Metric Name Brief Type
pg_blks.heap_hit Number of buffer hits gauge
pg_blks.heap_read Number of disk blocks read gauge
pg_blks.idx_hit Number of index buffer hits gauge
pg_blks.idx_read Number of index blocks read gauge
pg_blks.tidx_hit Number of TOAST index buffer hits gauge
pg_blks.tidx_read Number of TOAST index blocks read gauge
pg_blks.toast_hit Number of TOAST buffer hits gauge
pg_blks.toast_read Number of disk blocks read gauge
pg_db_size Size of the database on disk, in bytes gauge
pg_n_tup_c.del Number of delete operations gauge
pg_n_tup_c.hot_upd Number of update operations not requiring index update gauge
pg_n_tup_c.ins Number of insert operations gauge
pg_n_tup_c.upd Number of update operations gauge
pg_n_tup_g.dead Number of dead rows in the database gauge
pg_n_tup_g.live Number of live rows in the database gauge
pg_numbackends Number of server processes gauge
pg_scan.idx Number of index scans gauge
pg_scan.idx_tup_fetch Number of rows read from index scans gauge
pg_scan.seq Number of sequential scans gauge
pg_scan.seq_tup_read Number of rows read from sequential scans gauge
pg_xact.commit Number of commits gauge
pg_xact.num_deadlocks Number of deadlocks detected by the database gauge
pg_xact.rollback Number of rollbacks gauge

pg_blks.heap_hit

gauge

This metric shows how many read operations were served from the buffer in memory, so that a disk read was not necessary.
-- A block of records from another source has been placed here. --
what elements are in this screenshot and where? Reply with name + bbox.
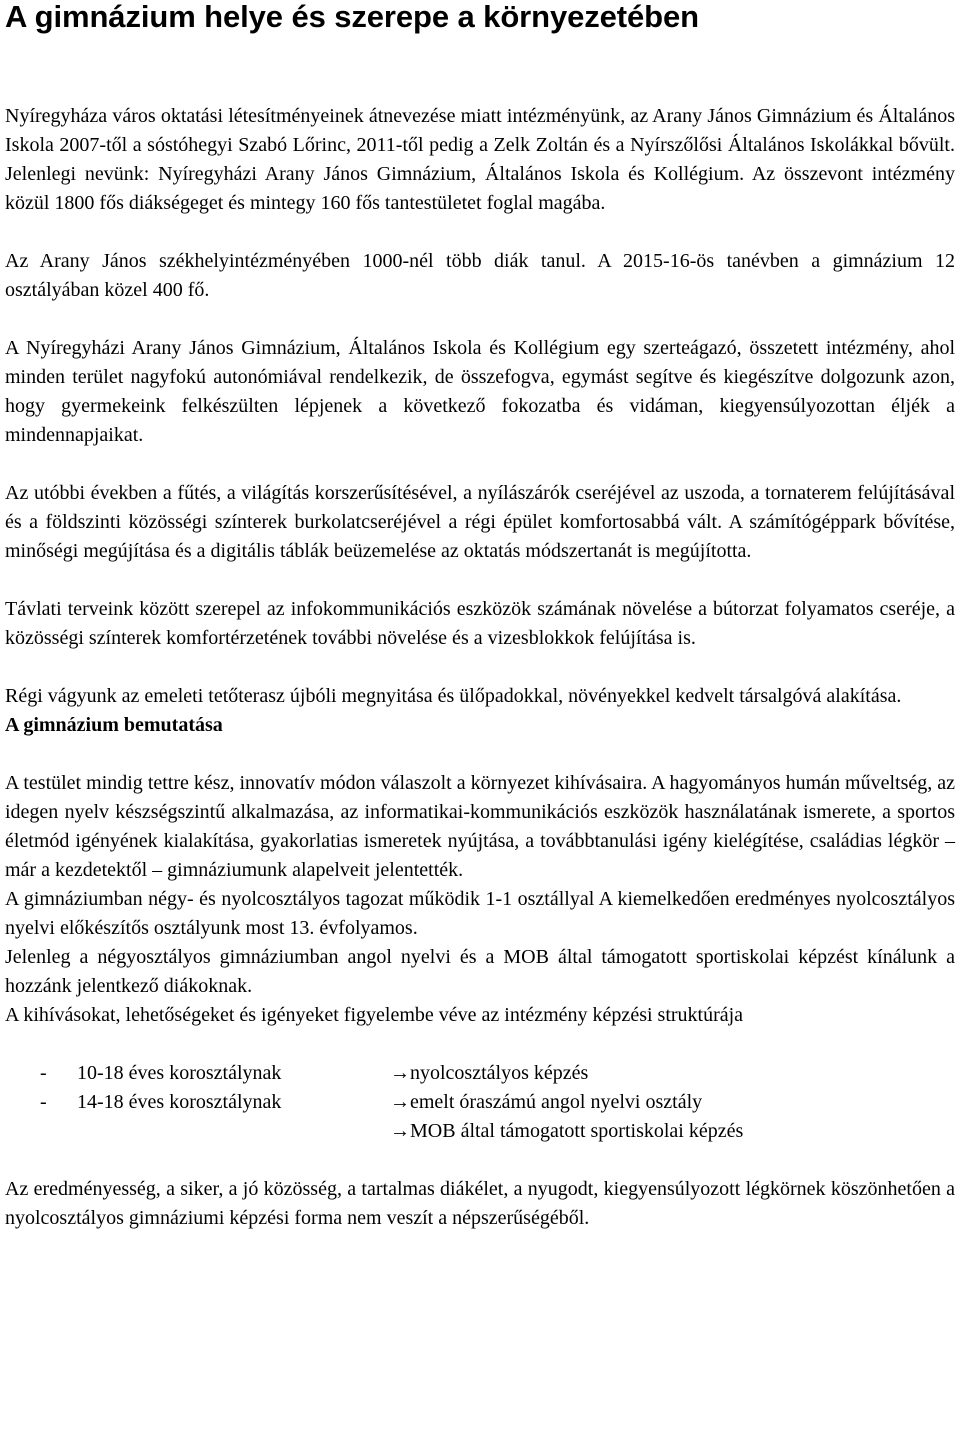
list-age-group: 10-18 éves korosztálynak [77, 1062, 282, 1084]
document-body [5, 102, 955, 1233]
arrow-right-icon: → [390, 1062, 410, 1084]
paragraph-institution-structure: A Nyíregyházi Arany János Gimnázium, Általános Iskola és Kollégium egy szerteágazó, összetett intézmény, ahol minden terület nagyfokú autonómiával rendelkezik, de összefogva, egymást segítve és kiegészítve dolgozunk azon, hogy gyermekeink felkészülten lépjenek a következő fokozatba és vidáman, kiegyensúlyozottan éljék a mindennapjaikat. [5, 337, 955, 446]
document-title: A gimnázium helye és szerepe a környezetében [5, 0, 699, 34]
list-bullet: - [40, 1062, 47, 1084]
list-age-group [77, 1117, 381, 1146]
paragraph-institution-history: Nyíregyháza város oktatási létesítményeinek átnevezése miatt intézményünk, az Arany János Gimnázium és Általános Iskola 2007-től a sóstóhegyi Szabó Lőrinc, 2011-től pedig a Zelk Zoltán és a Nyírszőlősi Általános Iskolákkal bővült. Jelenlegi nevünk: Nyíregyházi Arany János Gimnázium, Általános Iskola és Kollégium. Az összevont intézmény közül 1800 fős diákségeget és mintegy 160 fős tantestületet foglal magába. [5, 105, 955, 214]
list-bullet: - [40, 1091, 47, 1113]
training-structure-list [5, 1059, 955, 1146]
paragraph-closing: Az eredményesség, a siker, a jó közösség, a tartalmas diákélet, a nyugodt, kiegyensúlyozott légkörnek köszönhetően a nyolcosztályos gimnáziumi képzési forma nem veszít a népszerűségéből. [5, 1178, 955, 1229]
list-program: nyolcosztályos képzés [410, 1062, 589, 1084]
paragraph-structure-intro: A kihívásokat, lehetőségeket és igényeket figyelembe véve az intézmény képzési struktúrája [5, 1004, 744, 1026]
paragraph-tracks: A gimnáziumban négy- és nyolcosztályos tagozat működik 1-1 osztállyal A kiemelkedően eredményes nyolcosztályos nyelvi előkészítős osztályunk most 13. évfolyamos. [5, 888, 955, 939]
paragraph-faculty: A testület mindig tettre kész, innovatív módon válaszolt a környezet kihívásaira. A hagyományos humán műveltség, az idegen nyelv készségszintű alkalmazása, az informatikai-kommunikációs eszközök használatának ismerete, a sportos életmód igényének kialakítása, gyakorlatias ismeretek nyújtása, a továbbtanulási igény kielégítése, családias légkör – már a kezdetektől – gimnáziumunk alapelveit jelentették. [5, 772, 955, 881]
list-program: MOB által támogatott sportiskolai képzés [410, 1120, 744, 1142]
paragraph-future-plans: Távlati terveink között szerepel az infokommunikációs eszközök számának növelése a bútorzat folyamatos cseréje, a közösségi színterek komfortérzetének további növelése és a vizesblokkok felújítása is. [5, 598, 955, 649]
list-item [5, 1059, 955, 1088]
paragraph-current-offer: Jelenleg a négyosztályos gimnáziumban angol nyelvi és a MOB által támogatott sportiskolai képzést kínálunk a hozzánk jelentkező diákoknak. [5, 946, 955, 997]
arrow-right-icon: → [390, 1091, 410, 1113]
paragraph-student-count: Az Arany János székhelyintézményében 1000-nél több diák tanul. A 2015-16-ös tanévben a gimnázium 12 osztályában közel 400 fő. [5, 250, 955, 301]
paragraph-renovations: Az utóbbi években a fűtés, a világítás korszerűsítésével, a nyílászárók cseréjével az uszoda, a tornaterem felújításával és a földszinti közösségi színterek burkolatcseréjével a régi épület komfortosabbá vált. A számítógéppark bővítése, minőségi megújítása és a digitális táblák beüzemelése az oktatás módszertanát is megújította. [5, 482, 955, 562]
list-item [5, 1117, 955, 1146]
list-program: emelt óraszámú angol nyelvi osztály [410, 1091, 703, 1113]
section-heading: A gimnázium bemutatása [5, 714, 223, 736]
list-item [5, 1088, 955, 1117]
paragraph-old-wish: Régi vágyunk az emeleti tetőterasz újbóli megnyitása és ülőpadokkal, növényekkel kedvelt társalgóvá alakítása. [5, 685, 902, 707]
arrow-right-icon: → [390, 1120, 410, 1142]
list-bullet [5, 1117, 77, 1146]
list-age-group: 14-18 éves korosztálynak [77, 1091, 282, 1113]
This only includes hits in the PostgreSQL buffer cache, not the operating system’s file system cache.

pg_blks.heap_read

gauge

This metric shows how many disk blocks have been read.

pg_blks.idx_hit

gauge

This metric shows many index access operations have been served from the buffer in memory.

pg_blks.idx_read

gauge

This metric shows how many disk blocks have been read by index access operations.

pg_blks.tidx_hit

gauge

This metric shows how many index access operations on TOAST tables have been served from the buffer in memory accessing the actual tables.

pg_blks.tidx_read

gauge

This metric shows how many disk blocks have been read by index access operations on TOAST tables.

pg_blks.toast_hit

gauge

This metric shows how many TOAST table reads have been served from buffer in memory.

pg_blks.toast_read

gauge

This metric shows how many disk blocks have been read on TOAST tables.

pg_db_size

gauge

This metric shows the size of the database on disk, in bytes.

pg_n_tup_c.del

gauge

This metric shows how many delete operations have been performed.

pg_n_tup_c.hot_upd

gauge

This metric shows how many update operations have been performed without requiring an index update.

pg_n_tup_c.ins

gauge

This metric shows how many insert operations are performed.

pg_n_tup_c.upd

gauge

This metric shows how many update operations are performed.

pg_n_tup_g.dead

gauge

This metric shows how many dead rows in the database. Rows that are deleted or obsoleted by an update are not physically removed from their table; they remain present as dead rows until a VACUUM is done.

pg_n_tup_g.live

gauge

This metric shows the number of live rows in the database.

pg_numbackends

gauge

This metric shows how many server processes this database is using.

pg_scan.idx

gauge

This metric shows how many index scans have been performed across all the tables.

pg_scan.idx_tup_fetch

gauge

This metric shows how many rows have been read by index scans across all tables.

pg_scan.seq

gauge

This metric shows how many sequential scans have been performed across all the tables. This is generally referred to as table scan. It is usually the least optimized approach for randomly accessing data in the database tables.

pg_scan.seq_tup_read

gauge

This metric shows how many rows are read from sequential scans across all the tables. Sequential scans, sometimes referred to as table scans, are the least optimized approach of accessing the data.

pg_xact.commit

gauge

This metric shows how many commits have been processed by the database. This usually represents the number of transactions performed by the database.

pg_xact.num_deadlocks

gauge

This metric shows how many deadlocks have been detected by the database. Deadlocks are caused by two or more competing actions that are unable to finish because each is waiting for the other’s lock or resources.

pg_xact.rollback

gauge

This metric shows how many rollbacks have happened in the database. This could be caused by transactional failure, errors in statements or data validations.